Dans une société vieillissante, le coût de la santé grève inévitablement les déficits publics. Le choix est cornélien face à la dégradation chronique des comptes de l’Assurance-maladie. Mais faut-il pour autant faire peser tous les efforts sur les malades ? Lors de la présentation de ses orientations budgétaires, le 15 juillet, le premier ministre, François Bayrou, a pourtant fait ce choix en fixant un cap : une cure d’austérité de 5 milliards d’euros sur les dépenses de santé.

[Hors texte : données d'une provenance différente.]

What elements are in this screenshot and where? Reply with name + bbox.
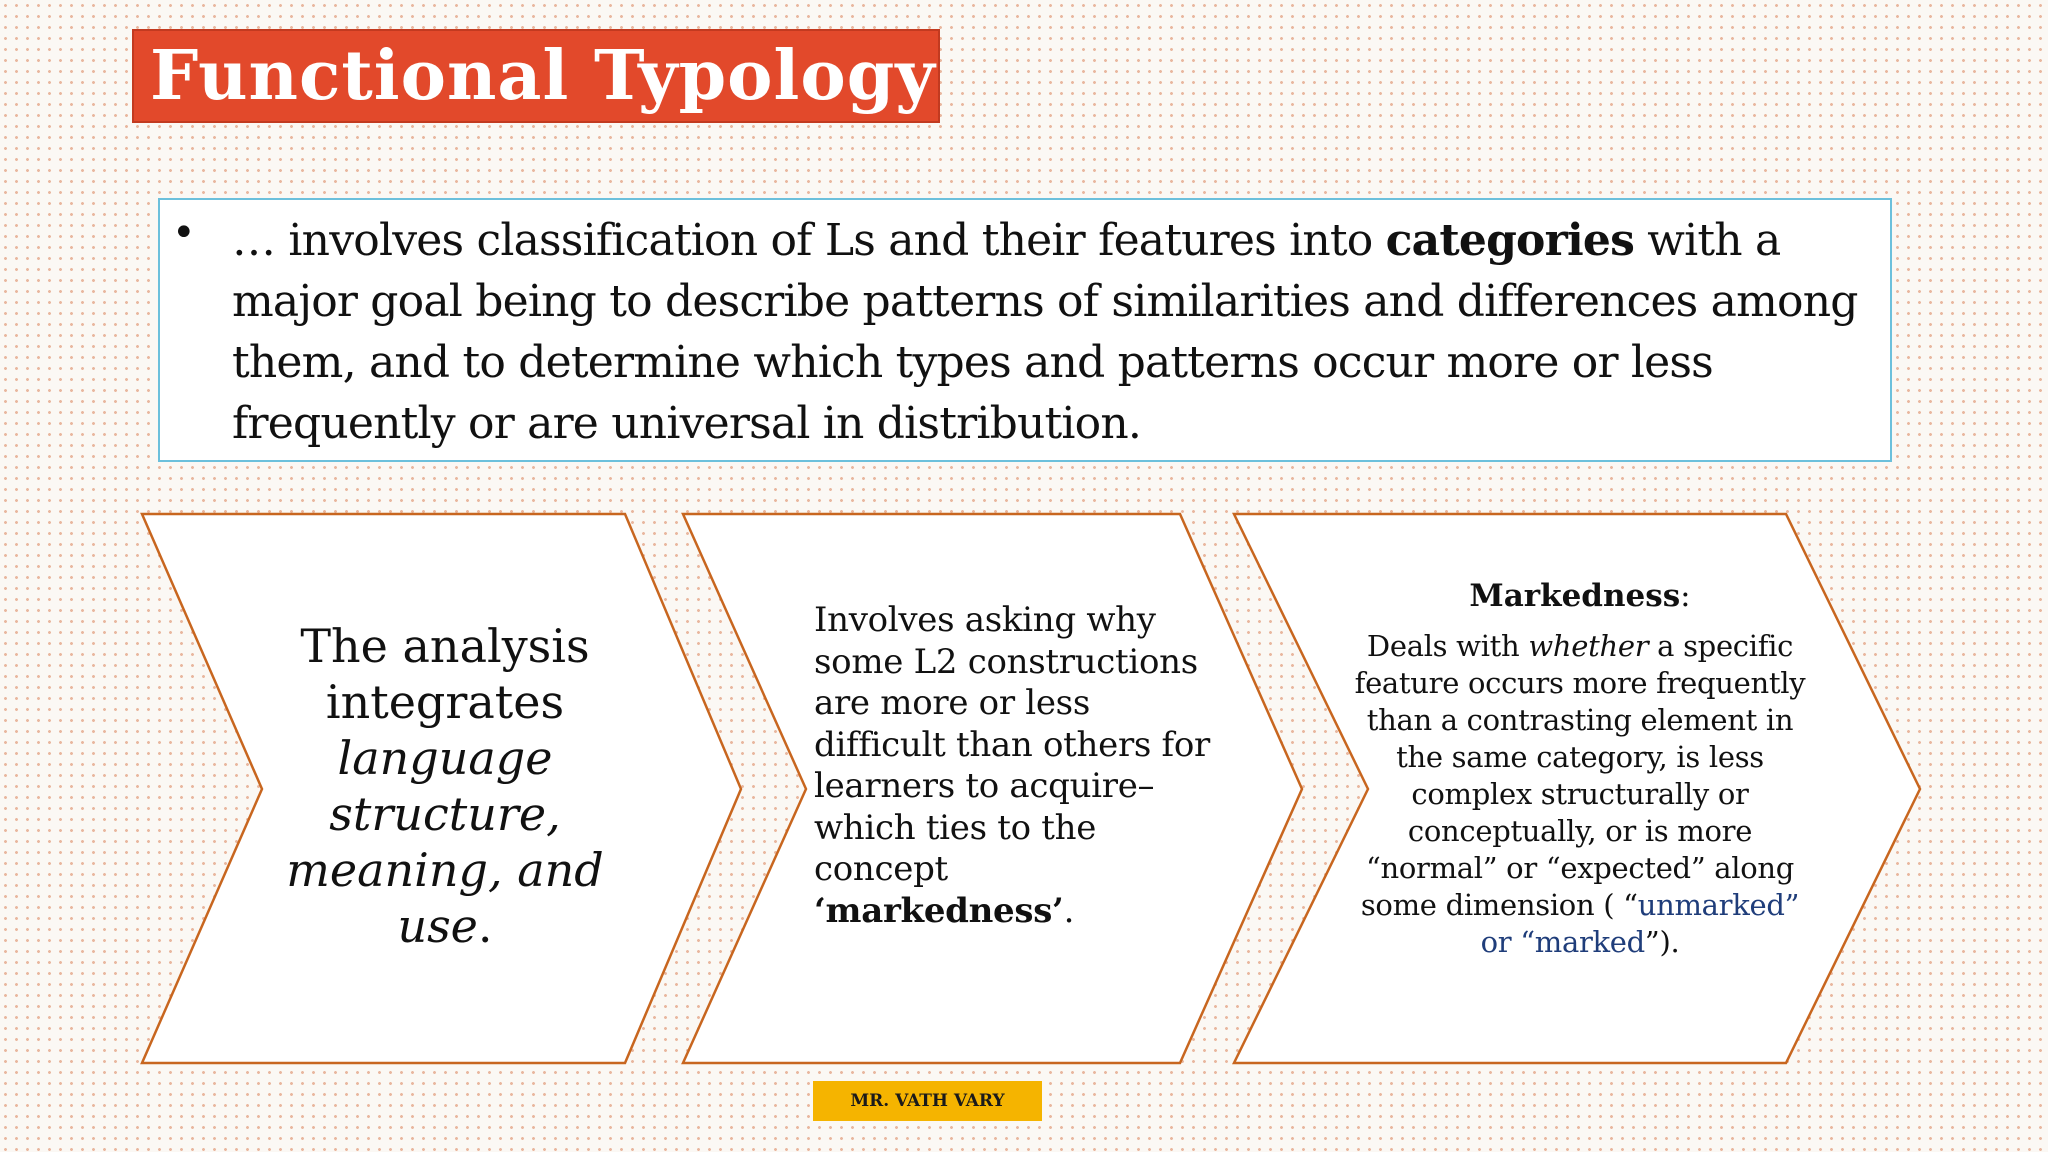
chevron-3-text-middle: a specific feature occurs more frequently than a contrasting element in the same category, is less complex structurally or conceptually, or is more “normal” or “expected” along some dimension ( “ [1354, 629, 1806, 922]
chevron-text-2 [814, 600, 1214, 932]
chevron-3-italic: whether [1528, 629, 1649, 663]
chevron-1-suffix: . [477, 899, 493, 953]
unmarked-term: unmarked [1637, 888, 1785, 922]
chevron-3-title-bold: Markedness [1469, 578, 1681, 614]
bullet-text-end: with a major goal being to describe patterns of similarities and differences among them, and to determine which types and patterns occur more or less frequently or are universal in distribution. [232, 215, 1858, 449]
slide-title: Functional Typology [150, 36, 936, 116]
bullet-bold-term: categories [1385, 215, 1635, 266]
bullet-text-start: … involves classification of Ls and their features into [232, 215, 1386, 266]
chevron-2-bold: ‘markedness’ [814, 890, 1064, 931]
chevron-3-title-suffix: : [1680, 578, 1691, 614]
chevron-1-prefix: The analysis integrates [300, 619, 590, 729]
chevron-3-end: ”). [1644, 925, 1680, 959]
chevron-1-italic: language structure, meaning, and use [286, 731, 604, 953]
chevron-2-text: Involves asking why some L2 constructions are more or less difficult than others for learners to acquire–which ties to the concept [814, 600, 1210, 889]
marked-term: marked [1534, 925, 1645, 959]
chevron-text-3 [1350, 628, 1810, 961]
bullet-icon: • [172, 210, 196, 256]
chevron-text-1 [260, 618, 630, 954]
term-separator: ” or “ [1480, 888, 1800, 959]
chevron-3-text-before: Deals with [1366, 629, 1529, 663]
chevron-3-title [1340, 576, 1820, 616]
author-tag [813, 1081, 1042, 1121]
author-name: MR. VATH VARY [850, 1091, 1005, 1111]
chevron-2-suffix: . [1063, 890, 1075, 931]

Les mesures annoncées, reprises début août par la ministre de la santé, ont un air de déjà-vu, tant elles portent les marques de politiques éculées. Ainsi, lors de son discours, le premier ministre s’est appuyé sur la rhétorique classique : « responsabiliser les patients ». Les Français sont vus comme des « consommateurs » trop amateurs d’antibiotiques ou d’arrêts de travail, n’ayant pas conscience de leurs coûts. On retrouve même l’image du tourisme médical avec « la multiplication déraisonnable » des consultations et des examens pour confirmer un diagnostic. L’augmentation de la franchise annuelle sur les remboursements représente un avertissement pour tous ces consommateurs irresponsables.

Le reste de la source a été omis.